Congress is now reportedly looking to address concerns about how foreign apps are handled by the Google Play Store. National Security Subcommittee Chairman Stephen Lynch is said to have reached out to Google with a letter on the matter.
The letter highlights potential issues stretching across the gamut. That's from user privacy to national security, with the Subcommittee is seeking to ensure that Google is doing enough to keep US citizens safe. To that end, it's looking for clarification pertaining to how the company is storing data. And details on how the company addresses overseas storage of and access to app data.
Congress is also seeking to understand how the company assesses the unique national security threat posed by apps. Applications, the letter points out, can provide 'adversaries' access to a lot of potentially sensitive information.
That information could ultimately be a detriment to US national security, the letter notes. Specifically, those that are 'made available' to US citizens but potentially originate from 'adversaries'. Or that store data in countries that are 'adversarial' to the US.
It's not immediately clear how Google will address concerns about foreign apps
Google will have until July 31 to respond to the inquiry.

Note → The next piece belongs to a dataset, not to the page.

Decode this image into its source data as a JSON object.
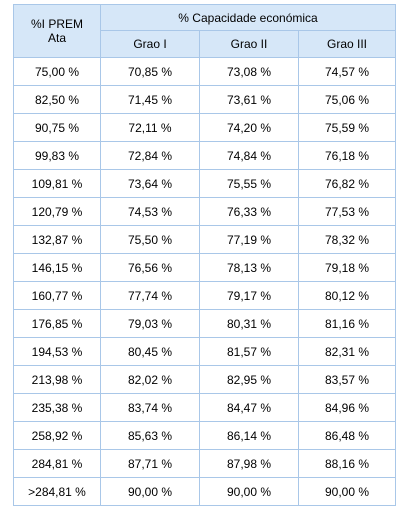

That's a similar timeframe set in place for Apple, with regard to the same questions surrounding its App Store. And Mr. Lynch was reportedly the author of that letter too. But it isn't immediately clear what actions Google or Apple might be able to take if their respective answers aren't enough to satisfy Congress.
What is clear is that the Subcommittee and leaders in Congress fully expect some form of action on Google's part with regard to foreign apps. For Google, Mr. Lynch indicates that the company 'can and must' do more. Particularly with regard to keeping US citizens safe. At a bare minimum, Congress has expressed an expectation that Google informs US citizens of the risks on the Play Store.
It's not at all unlikely that the same applies to Apple as well.
Congress is also examining the applications themselves
Now, Congress is also busying itself with investigating foreign apps. Among the more prominent of those are Tencent apps and TikTok. The former of those companies boast responsibility for developing games such as Call of Duty: Mobile and partial ownership of Fortnite.
Conversely, TikTok is facing scrutiny as well and could ultimately be banned. But that's not just from lawmakers. Amazon, for instance, recently began forcing employees to remove the app from company-owned phones as well.